God gave Daniel great insight into the future, yet his understanding was only partial. No matter how much he studied these future prophecies, much was left cloudy for him. So, the Lord gave Daniel three insights on how to respond to His end times prophecies:
1) “Go your way.” In other words, get busy doing what I’ve called you to do in the present. 
2) “You shall rest.” Physical death would come for Daniel long before the end. Death for the believer is not the end, but merely rest from physical labor. Daniel would not see all that God had revealed. He would rest (“sabbath”).
3) “You shall stand at the end.” God told Daniel that he would rise again at the end of days. This speaks of the bodily resurrection of the saints.
This instruction is good for today’s reader of prophecy too. We may not know all that the future holds, but we can know the One who holds the future.

“Behold, three more kings shall arise in Persia, and a fourth shall be far richer than all of them. And when he has become strong through his riches, he shall stir up all against the kingdom of Greece” (Daniel 11:2 ESV)

December 3, 2016

One of the most amazing prophesies concerning the future of human kingdoms was given to Daniel. Written around 530 BC, God revealed the rise and fall of kingdoms from the time of Daniel to the end times. The three kings predicted to “arise” in Persia was fulfilled by the reigns of Cyrus, Cambyses, and Darius. The 4th and final king of Persia, the one “richer than all” before him, was fulfilled by Xerxes. As Daniel’s prophecy predicted over 200 years before it happened, Xerxes “stirred up” the Greeks which led to Persia being conquered by the “mighty king” (Dan. 11:3), Alexander the Great. The rest of the chapter goes on to describe kingdoms that have come and gone in the following centuries all the way up to the present and beyond. The Lord pulled back the veil of time to show Daniel the kingdoms to come before Christ would establish His everlasting kingdom. The future is in the Lord’s hands.

“When I, Daniel, had seen the vision, I sought to understand it. And behold, there stood before me one having the appearance of a man” (Daniel 8:15 ESV)

December 1, 2016

After Daniel’s vision, an angel named “Gabriel” appeared to him, charged with explaining the vision. The Old Testament recorded many other angelic visitations, but Daniel is unique in that he is the only one to whom their names are revealed (“Gabriel” in 8:16; 9:21 and “Michael” in 10:13, 21; 12:1).
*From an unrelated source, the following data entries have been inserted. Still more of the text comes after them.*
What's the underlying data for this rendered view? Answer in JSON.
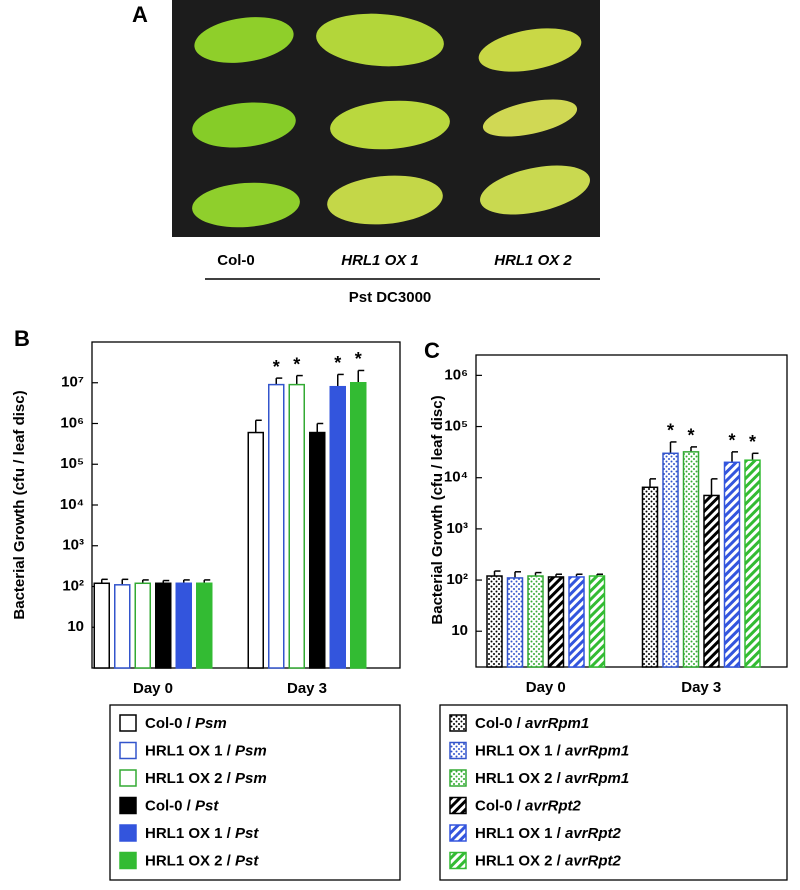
{
  "panel_a": {
    "label": "A",
    "genotypes": [
      "Col-0",
      "HRL1 OX 1",
      "HRL1 OX 2"
    ],
    "treatment": "Pst DC3000"
  },
  "chart_data": [
    {
      "type": "bar",
      "panel_label": "B",
      "y_label": "Bacterial Growth (cfu / leaf disc)",
      "log_scale": true,
      "categories": [
        "Day 0",
        "Day 3"
      ],
      "ylim": [
        1,
        100000000
      ],
      "yticks": [
        10,
        {
          "value": 100,
          "label": "10²"
        },
        {
          "value": 1000,
          "label": "10³"
        },
        {
          "value": 10000,
          "label": "10⁴"
        },
        {
          "value": 100000,
          "label": "10⁵"
        },
        {
          "value": 1000000,
          "label": "10⁶"
        },
        {
          "value": 10000000,
          "label": "10⁷"
        }
      ],
      "series": [
        {
          "name": "Col-0 / Psm",
          "color": "#000000",
          "fill": "open",
          "values": [
            120,
            600000
          ],
          "errors": [
            30,
            600000
          ],
          "significance": [
            null,
            null
          ]
        },
        {
          "name": "HRL1 OX 1 / Psm",
          "color": "#3355cc",
          "fill": "open",
          "values": [
            110,
            9000000
          ],
          "errors": [
            40,
            4000000
          ],
          "significance": [
            null,
            "*"
          ]
        },
        {
          "name": "HRL1 OX 2 / Psm",
          "color": "#33aa33",
          "fill": "open",
          "values": [
            120,
            9000000
          ],
          "errors": [
            25,
            6000000
          ],
          "significance": [
            null,
            "*"
          ]
        },
        {
          "name": "Col-0 / Pst",
          "color": "#000000",
          "fill": "solid",
          "values": [
            120,
            600000
          ],
          "errors": [
            20,
            400000
          ],
          "significance": [
            null,
            null
          ]
        },
        {
          "name": "HRL1 OX 1 / Pst",
          "color": "#3355dd",
          "fill": "solid",
          "values": [
            120,
            8000000
          ],
          "errors": [
            25,
            8000000
          ],
          "significance": [
            null,
            "*"
          ]
        },
        {
          "name": "HRL1 OX 2 / Pst",
          "color": "#33bb33",
          "fill": "solid",
          "values": [
            120,
            10000000
          ],
          "errors": [
            25,
            10000000
          ],
          "significance": [
            null,
            "*"
          ]
        }
      ]
    },
    {
      "type": "bar",
      "panel_label": "C",
      "y_label": "Bacterial Growth (cfu / leaf disc)",
      "log_scale": true,
      "categories": [
        "Day 0",
        "Day 3"
      ],
      "ylim": [
        2,
        2500000
      ],
      "yticks": [
        10,
        {
          "value": 100,
          "label": "10²"
        },
        {
          "value": 1000,
          "label": "10³"
        },
        {
          "value": 10000,
          "label": "10⁴"
        },
        {
          "value": 100000,
          "label": "10⁵"
        },
        {
          "value": 1000000,
          "label": "10⁶"
        }
      ],
      "series": [
        {
          "name": "Col-0 / avrRpm1",
          "color": "#000000",
          "fill": "dots",
          "values": [
            120,
            6500
          ],
          "errors": [
            30,
            3000
          ],
          "significance": [
            null,
            null
          ]
        },
        {
          "name": "HRL1 OX 1 / avrRpm1",
          "color": "#3355cc",
          "fill": "dots",
          "values": [
            110,
            30000
          ],
          "errors": [
            35,
            20000
          ],
          "significance": [
            null,
            "*"
          ]
        },
        {
          "name": "HRL1 OX 2 / avrRpm1",
          "color": "#33aa33",
          "fill": "dots",
          "values": [
            120,
            32000
          ],
          "errors": [
            20,
            8000
          ],
          "significance": [
            null,
            "*"
          ]
        },
        {
          "name": "Col-0 / avrRpt2",
          "color": "#000000",
          "fill": "hatch",
          "values": [
            115,
            4500
          ],
          "errors": [
            15,
            5000
          ],
          "significance": [
            null,
            null
          ]
        },
        {
          "name": "HRL1 OX 1 / avrRpt2",
          "color": "#3355dd",
          "fill": "hatch",
          "values": [
            115,
            20000
          ],
          "errors": [
            15,
            12000
          ],
          "significance": [
            null,
            "*"
          ]
        },
        {
          "name": "HRL1 OX 2 / avrRpt2",
          "color": "#33bb33",
          "fill": "hatch",
          "values": [
            120,
            22000
          ],
          "errors": [
            10,
            8000
          ],
          "significance": [
            null,
            "*"
          ]
        }
      ]
    }
  ]
}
Yet, even with Gabriel’s help, the vision is beyond his understanding. While the vision most likely contains “already/not yet” dual fulfillment material, the identification of the “Medes and Persians,” and of the kingdom of Greece points to the time leading up to the birth of Christ. The fact that Gabriel is the angel explaining this to Daniel and then later announcing it to Joseph and Mary in the gospels is not to be overlooked. Daniel saw a vision that has partially been fulfilled in Christ’s first coming. But there is still part that is yet unfulfilled, that must point to the time leading up to His return.